Commento. La Lega, che fingendo di niente si libera degli avversari aggrappandosi alla burocrazia, non fa una bella figura. Meno che meno l’Udc, con i poco limpidi approdi delle sue beghe interne. Ma chi esce peggio è il Tar. Non sfugge che, se non avesse accolto il ricorso dell’Udc con motivazioni poi giudicate inconsistenti, le elezioni si sarebbero svolte regolarmente il 26 ottobre. Né sfugge che il giudice Tomaselli sia un dipendente della Provincia, nominato dalla stessa come giudice del Tar; e sia lo stesso che, in un’intercettazione di tangentopoli, deferente andava all’Autobrennero da Silvano Grisenti ad informarlo sui lavori del Tribunale.
Però il diavolo insegna a fare le pentole ma non i coperchi.
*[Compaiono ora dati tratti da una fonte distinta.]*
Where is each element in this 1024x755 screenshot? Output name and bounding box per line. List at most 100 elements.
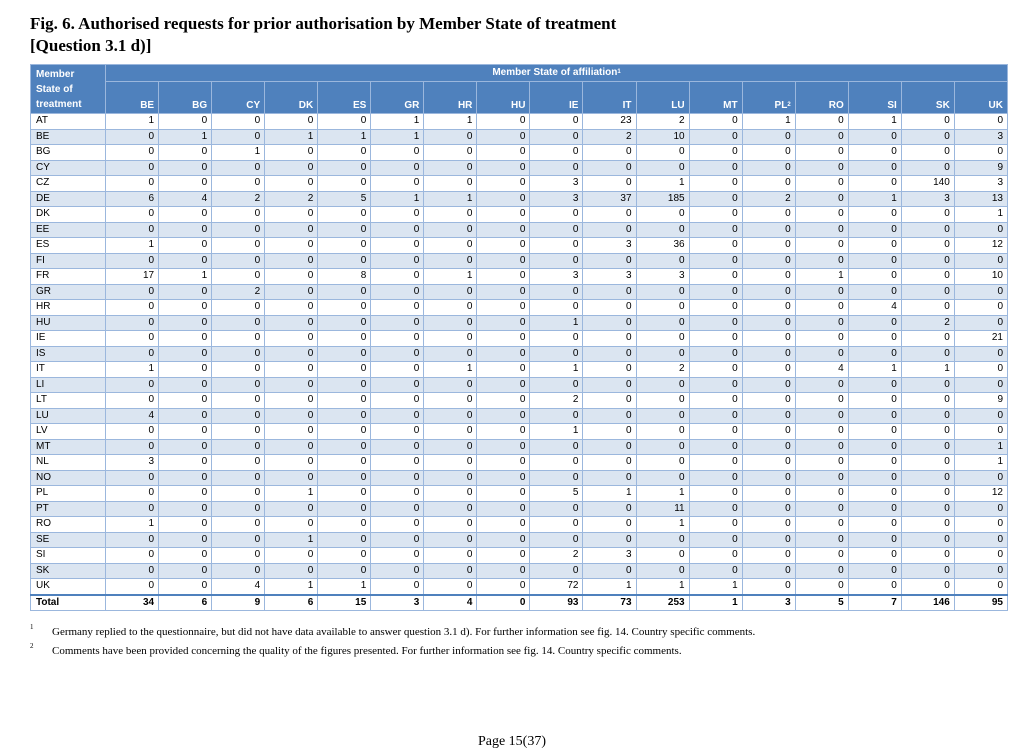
table-cell: 0 [264, 221, 319, 238]
table-cell: 1 [264, 578, 319, 595]
column-header-label: BG [192, 100, 208, 111]
table-cell: 0 [370, 144, 425, 161]
table-cell: 0 [635, 423, 690, 440]
table-cell: 0 [264, 407, 319, 424]
table-cell: 1 [211, 144, 266, 161]
table-cell: 0 [476, 330, 531, 347]
table-cell: 0 [582, 159, 637, 176]
table-cell: 0 [741, 314, 796, 331]
table-cell: 1 [370, 128, 425, 145]
table-cell: 0 [847, 252, 902, 269]
row-label: DE [29, 190, 107, 207]
table-row: LV 0 0 0 0 0 0 0 0 1 0 0 0 0 0 0 0 0 [29, 423, 1009, 440]
table-cell: 0 [794, 531, 849, 548]
table-cell: 0 [211, 345, 266, 362]
table-cell: 0 [582, 454, 637, 471]
table-cell: 1 [264, 531, 319, 548]
column-header-lu: LU [635, 81, 690, 114]
table-cell: 1 [529, 314, 584, 331]
table-cell: 0 [635, 330, 690, 347]
table-cell: 4 [794, 361, 849, 378]
table-cell: 2 [741, 190, 796, 207]
table-cell: 0 [370, 454, 425, 471]
column-header-label: IT [622, 100, 632, 111]
table-cell: 0 [370, 376, 425, 393]
table-cell: 3 [635, 268, 690, 285]
table-row: HR 0 0 0 0 0 0 0 0 0 0 0 0 0 0 4 0 0 [29, 299, 1009, 316]
table-cell: 0 [529, 206, 584, 223]
table-cell: 0 [741, 423, 796, 440]
table-cell: 0 [794, 299, 849, 316]
table-cell: 0 [476, 144, 531, 161]
table-cell: 0 [953, 500, 1009, 517]
table-cell: 0 [158, 361, 213, 378]
table-cell: 1 [953, 206, 1009, 223]
table-cell: 0 [211, 469, 266, 486]
table-cell: 0 [847, 454, 902, 471]
table-cell: 0 [529, 128, 584, 145]
table-cell: 0 [794, 438, 849, 455]
table-cell: 0 [847, 578, 902, 595]
table-cell: 0 [688, 113, 743, 130]
table-cell: 0 [847, 330, 902, 347]
table-cell: 0 [953, 113, 1009, 130]
table-cell: 0 [476, 190, 531, 207]
total-cell: 9 [211, 593, 266, 611]
table-cell: 0 [158, 531, 213, 548]
table-cell: 0 [317, 454, 372, 471]
table-cell: 5 [317, 190, 372, 207]
table-row: UK 0 0 4 1 1 0 0 0 72 1 1 1 0 0 0 0 0 [29, 578, 1009, 595]
table-cell: 0 [370, 345, 425, 362]
table-cell: 0 [370, 547, 425, 564]
row-label: BE [29, 128, 107, 145]
table-cell: 0 [423, 221, 478, 238]
table-cell: 0 [158, 423, 213, 440]
table-cell: 0 [582, 144, 637, 161]
table-cell: 3 [529, 190, 584, 207]
table-cell: 0 [741, 485, 796, 502]
table-cell: 0 [847, 314, 902, 331]
total-cell: 253 [635, 593, 690, 611]
table-cell: 0 [794, 113, 849, 130]
table-cell: 3 [529, 268, 584, 285]
table-cell: 0 [688, 423, 743, 440]
table-cell: 0 [900, 531, 955, 548]
table-cell: 72 [529, 578, 584, 595]
table-cell: 0 [476, 128, 531, 145]
table-cell: 0 [423, 469, 478, 486]
table-cell: 0 [211, 314, 266, 331]
table-cell: 0 [688, 330, 743, 347]
table-cell: 0 [635, 376, 690, 393]
total-cell: 93 [529, 593, 584, 611]
table-cell: 0 [476, 438, 531, 455]
table-cell: 0 [688, 469, 743, 486]
table-cell: 0 [105, 252, 160, 269]
table-row: SK 0 0 0 0 0 0 0 0 0 0 0 0 0 0 0 0 0 [29, 562, 1009, 579]
column-header-label: IE [569, 100, 579, 111]
table-cell: 0 [370, 283, 425, 300]
table-cell: 0 [900, 516, 955, 533]
table-cell: 0 [900, 299, 955, 316]
table-cell: 0 [794, 206, 849, 223]
table-cell: 0 [423, 392, 478, 409]
table-cell: 0 [476, 392, 531, 409]
table-cell: 0 [370, 578, 425, 595]
table-cell: 2 [529, 392, 584, 409]
table-cell: 0 [794, 159, 849, 176]
table-cell: 0 [264, 376, 319, 393]
table-cell: 0 [423, 578, 478, 595]
table-cell: 0 [582, 531, 637, 548]
column-header-label: GR [404, 100, 420, 111]
column-header-label: PL [774, 100, 788, 111]
table-cell: 0 [847, 283, 902, 300]
table-row: CZ 0 0 0 0 0 0 0 0 3 0 1 0 0 0 0 140 3 [29, 175, 1009, 192]
table-cell: 6 [105, 190, 160, 207]
table-cell: 0 [158, 159, 213, 176]
table-cell: 0 [635, 283, 690, 300]
table-cell: 2 [211, 283, 266, 300]
table-cell: 0 [529, 113, 584, 130]
table-cell: 0 [476, 237, 531, 254]
table-row: BE 0 1 0 1 1 1 0 0 0 2 10 0 0 0 0 0 3 [29, 128, 1009, 145]
table-cell: 0 [105, 314, 160, 331]
table-row: NO 0 0 0 0 0 0 0 0 0 0 0 0 0 0 0 0 0 [29, 469, 1009, 486]
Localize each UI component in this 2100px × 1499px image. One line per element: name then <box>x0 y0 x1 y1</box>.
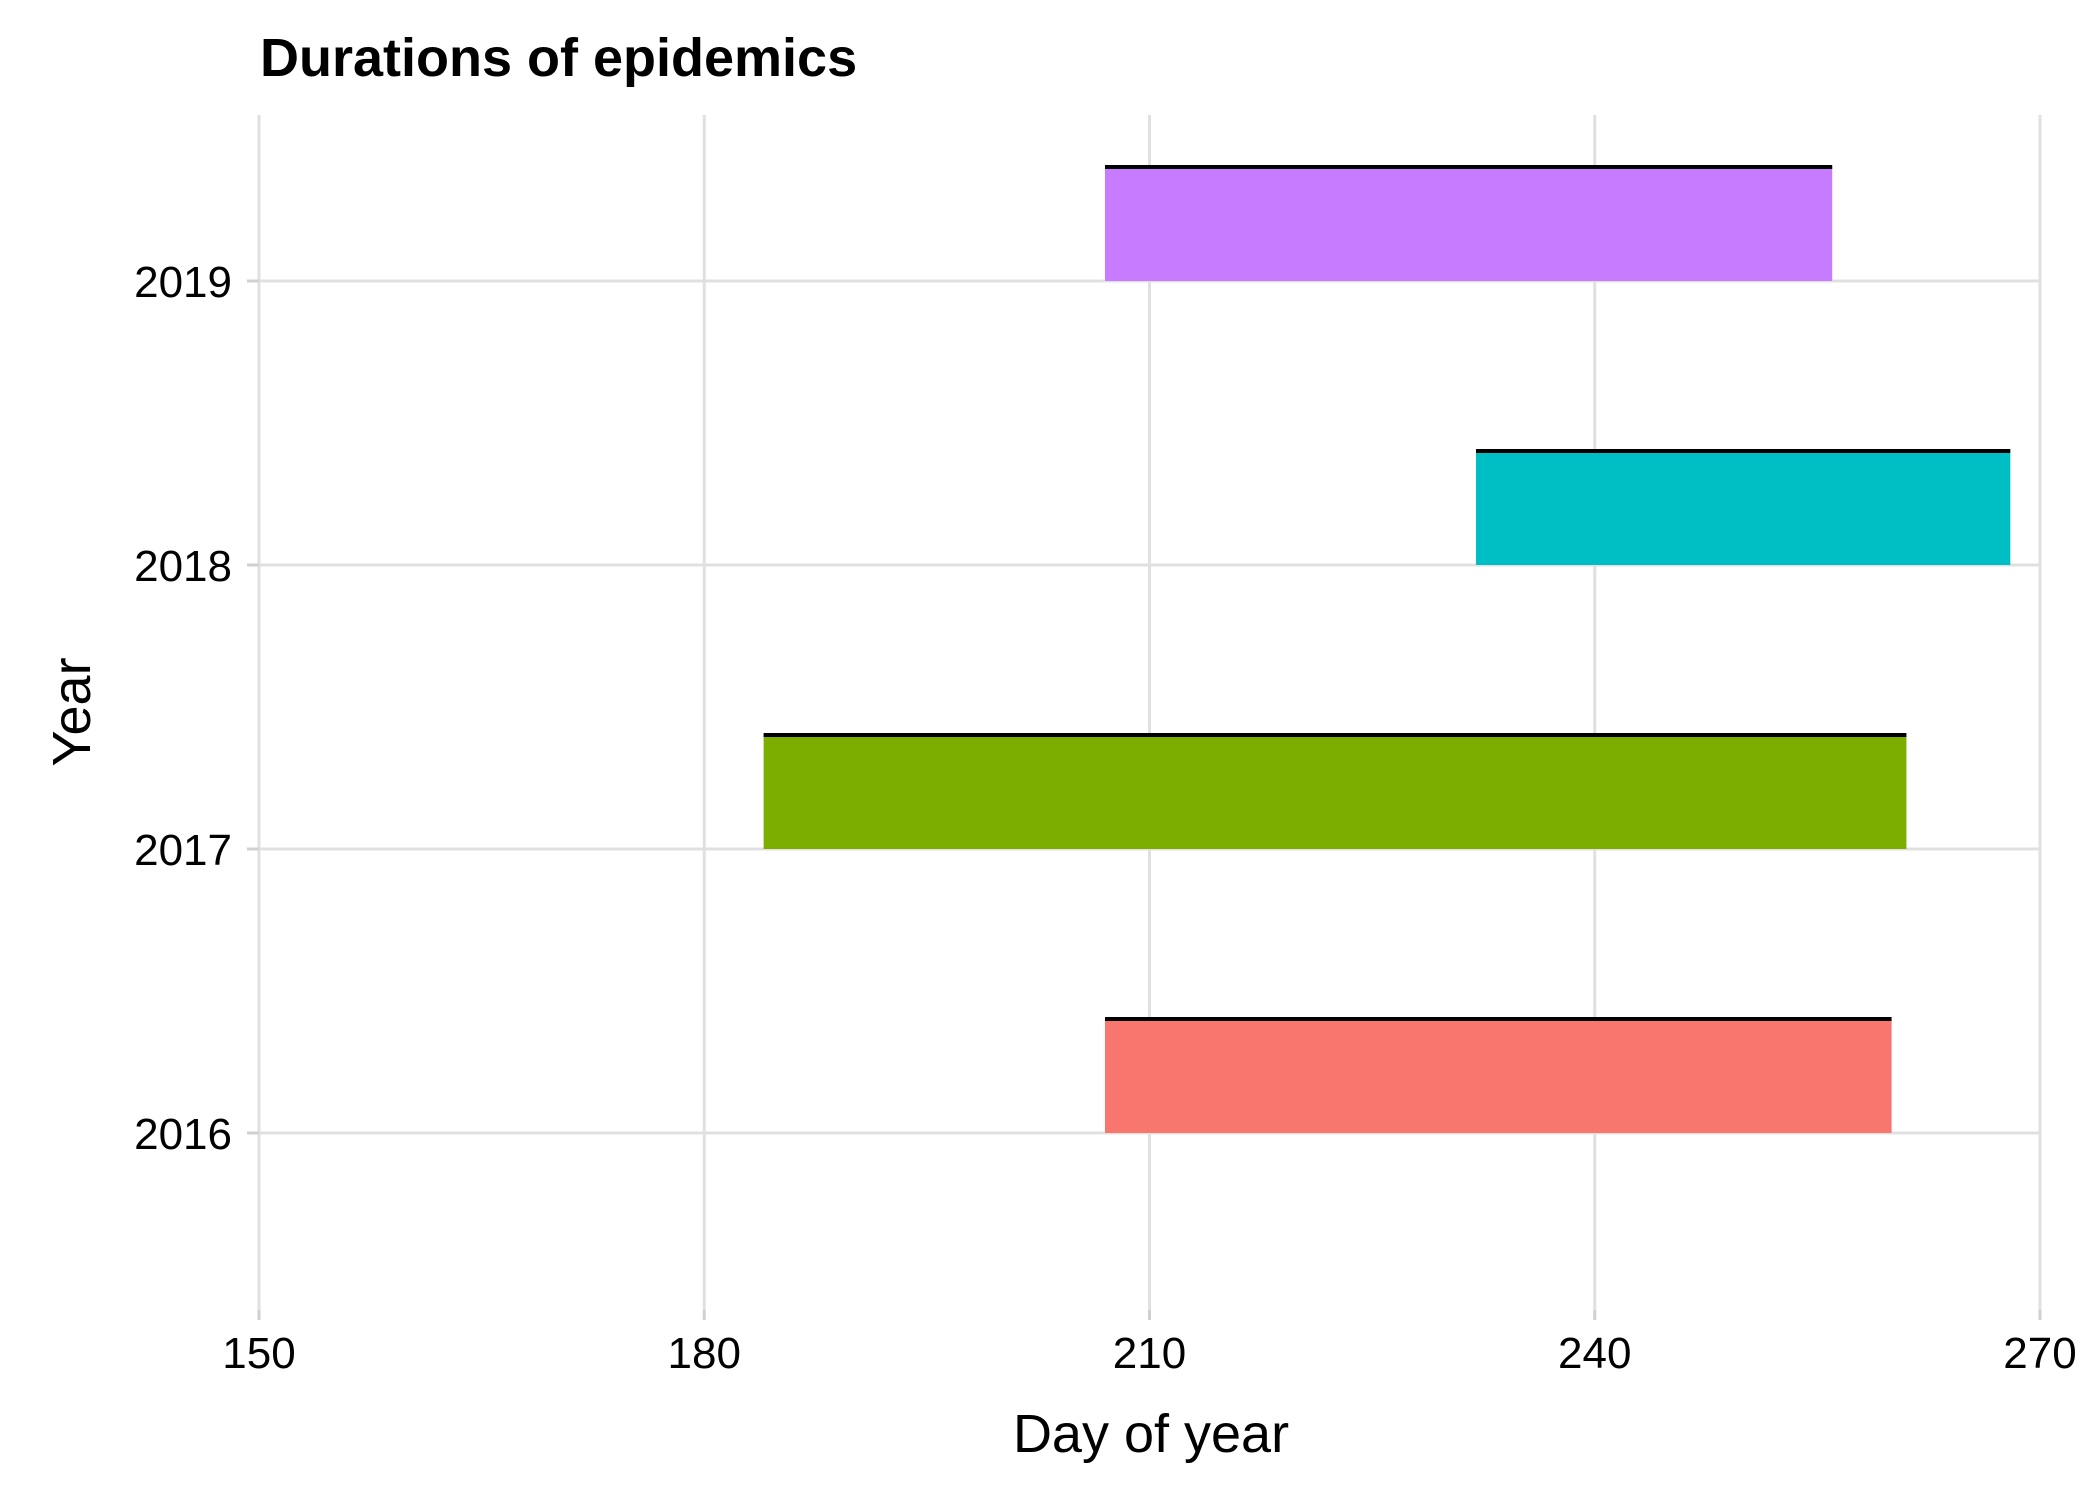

La troppa vicinanza della politica ai giudici gli si è ritorta contro, provocando il pasticciaccio.
Il difetto evidentemente sta nel manico: nella potestà di nomina dei giudici amministrativi da parte della Pat. Su questo QT nel settembre scorso aveva tenuto un partecipato convegno su L’Autonomia che fa male. Non sapevamo nemmeno noi quanto avessimo ragione.